MHD Spectroscopy Determination of q-profile Evolution in JET Plasma

The safety factor q(r) = (B · z)/(B · q) is a measure of helicity of equilibrium magnetic field B in toroidal coordinates (r, q, z ) and it determines both the stability and confinement of plasmas in magnetic fusion devices such as tokamaks. An accurate determination of the safety factor's profile in space and its evolution in time is of major importance for confining the plasma, but diagnosis of the safety factor deep inside the plasma is extremely difficult. We present data with observations of fast-ion driven Alfvén eigenmodes in the frequency range 0-500 kHz in fusion-grade plasmas of Joint European Torus (JET) and show how the identification of the eigenfrequencies of various shear Alfvén modes and the temporal behaviour of these frequencies can be used for a determination of the safety factor. The modes known as Toroidal Alfvén Eigenmodes (TAEs), both localised and global, and Alfvén Cascades (ACs) can be used for these purposes. Three typical characteristic patterns of the temporal evolution of the Alfvén mode frequency are observed during the inductive current ramp-up phase before the main heating starts: i) modes with frequencies increasing in time at a rate somewhat greater than the current increase, ii) modes with frequency changing at a rate less than that of the current increase or even stationary each appearing for a short time (staircase), and iii) numerous modes with frequencies that increase in time faster than the current increase.
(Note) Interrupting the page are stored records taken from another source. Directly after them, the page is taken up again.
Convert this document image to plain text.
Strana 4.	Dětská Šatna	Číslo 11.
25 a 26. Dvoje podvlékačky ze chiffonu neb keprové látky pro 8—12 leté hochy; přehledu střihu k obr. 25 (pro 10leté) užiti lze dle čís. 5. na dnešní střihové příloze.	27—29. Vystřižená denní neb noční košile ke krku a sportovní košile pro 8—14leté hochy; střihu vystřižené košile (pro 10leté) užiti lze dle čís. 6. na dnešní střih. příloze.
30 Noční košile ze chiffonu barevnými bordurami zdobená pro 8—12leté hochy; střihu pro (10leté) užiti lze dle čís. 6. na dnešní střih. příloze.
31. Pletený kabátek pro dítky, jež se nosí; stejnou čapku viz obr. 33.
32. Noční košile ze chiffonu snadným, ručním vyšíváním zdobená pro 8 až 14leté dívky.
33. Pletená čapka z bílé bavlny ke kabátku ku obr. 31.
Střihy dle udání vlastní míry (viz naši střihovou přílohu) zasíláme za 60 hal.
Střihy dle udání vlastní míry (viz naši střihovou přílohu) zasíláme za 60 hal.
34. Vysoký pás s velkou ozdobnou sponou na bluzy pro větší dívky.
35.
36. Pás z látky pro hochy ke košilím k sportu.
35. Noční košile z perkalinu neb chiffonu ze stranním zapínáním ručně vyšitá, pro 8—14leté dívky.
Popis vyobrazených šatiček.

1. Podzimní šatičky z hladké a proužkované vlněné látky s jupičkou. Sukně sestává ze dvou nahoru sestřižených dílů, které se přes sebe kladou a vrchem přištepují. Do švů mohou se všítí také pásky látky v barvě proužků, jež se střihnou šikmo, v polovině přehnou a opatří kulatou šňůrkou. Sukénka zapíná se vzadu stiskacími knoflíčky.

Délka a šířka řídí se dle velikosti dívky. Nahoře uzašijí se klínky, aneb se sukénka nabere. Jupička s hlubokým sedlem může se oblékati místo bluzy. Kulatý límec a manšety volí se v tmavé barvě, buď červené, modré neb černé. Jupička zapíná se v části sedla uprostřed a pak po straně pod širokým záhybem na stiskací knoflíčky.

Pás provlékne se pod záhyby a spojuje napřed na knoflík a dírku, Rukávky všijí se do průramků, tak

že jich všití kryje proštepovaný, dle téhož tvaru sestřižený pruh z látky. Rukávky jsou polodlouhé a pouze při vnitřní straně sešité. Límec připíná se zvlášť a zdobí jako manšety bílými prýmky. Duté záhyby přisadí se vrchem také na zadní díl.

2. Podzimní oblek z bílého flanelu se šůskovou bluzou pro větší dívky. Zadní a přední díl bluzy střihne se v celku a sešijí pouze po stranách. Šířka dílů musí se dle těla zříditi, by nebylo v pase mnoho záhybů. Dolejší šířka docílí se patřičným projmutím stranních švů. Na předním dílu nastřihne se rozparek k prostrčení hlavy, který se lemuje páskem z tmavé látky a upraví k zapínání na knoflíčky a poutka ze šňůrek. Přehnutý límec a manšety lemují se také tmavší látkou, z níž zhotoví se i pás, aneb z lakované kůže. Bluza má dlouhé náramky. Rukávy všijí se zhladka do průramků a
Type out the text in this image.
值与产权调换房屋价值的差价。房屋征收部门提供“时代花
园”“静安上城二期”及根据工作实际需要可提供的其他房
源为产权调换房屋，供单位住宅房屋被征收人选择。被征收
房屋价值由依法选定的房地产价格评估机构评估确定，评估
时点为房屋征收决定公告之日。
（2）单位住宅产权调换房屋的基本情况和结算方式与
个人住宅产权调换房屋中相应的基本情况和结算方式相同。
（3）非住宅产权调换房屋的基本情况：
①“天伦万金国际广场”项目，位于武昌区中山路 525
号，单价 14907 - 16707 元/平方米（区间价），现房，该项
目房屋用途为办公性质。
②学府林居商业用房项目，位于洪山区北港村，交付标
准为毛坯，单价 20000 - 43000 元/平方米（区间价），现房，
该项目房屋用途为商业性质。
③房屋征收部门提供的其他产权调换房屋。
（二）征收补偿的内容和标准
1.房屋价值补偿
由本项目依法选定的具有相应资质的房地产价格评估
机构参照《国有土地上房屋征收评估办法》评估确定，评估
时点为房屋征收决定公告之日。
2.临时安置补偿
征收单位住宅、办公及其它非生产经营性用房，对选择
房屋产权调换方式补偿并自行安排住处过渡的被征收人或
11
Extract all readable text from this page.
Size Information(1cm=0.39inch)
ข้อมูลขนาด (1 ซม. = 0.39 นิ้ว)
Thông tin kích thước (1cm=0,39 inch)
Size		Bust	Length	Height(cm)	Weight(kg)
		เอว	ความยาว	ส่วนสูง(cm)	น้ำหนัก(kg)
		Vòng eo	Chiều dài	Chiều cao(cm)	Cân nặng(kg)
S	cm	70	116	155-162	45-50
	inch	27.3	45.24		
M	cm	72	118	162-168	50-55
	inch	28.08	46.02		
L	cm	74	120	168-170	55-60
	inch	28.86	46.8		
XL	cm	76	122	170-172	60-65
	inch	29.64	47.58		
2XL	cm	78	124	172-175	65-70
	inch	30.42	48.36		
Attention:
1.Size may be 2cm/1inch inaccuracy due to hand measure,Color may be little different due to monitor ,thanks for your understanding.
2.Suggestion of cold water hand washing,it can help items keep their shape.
We demonstrate that all the cases above are determined by magnetic shear, i.e. i) corresponds to global TAEs existing at higher positive shear, ii) corresponds to local TAEs at a low positive shear, and iii) corresponds to Alfvén Cascades at a zero/negative magnetic shear. In both global and local TAEs the frequencies observed are produced through a combination of the changing plasma current and the changing structure of the TAE gap. We demonstrate that the localised TAEs give the information about the safety factor close to the magnetic axis in plasmas with a monotonic safety factor profile whilst ACs give the temporary evolution of the minimum safety factor in the case of non-monotonic safety factor scenarios. The excitation and observation of global TAEs can provide information on the time evolution of a given safety factor profile.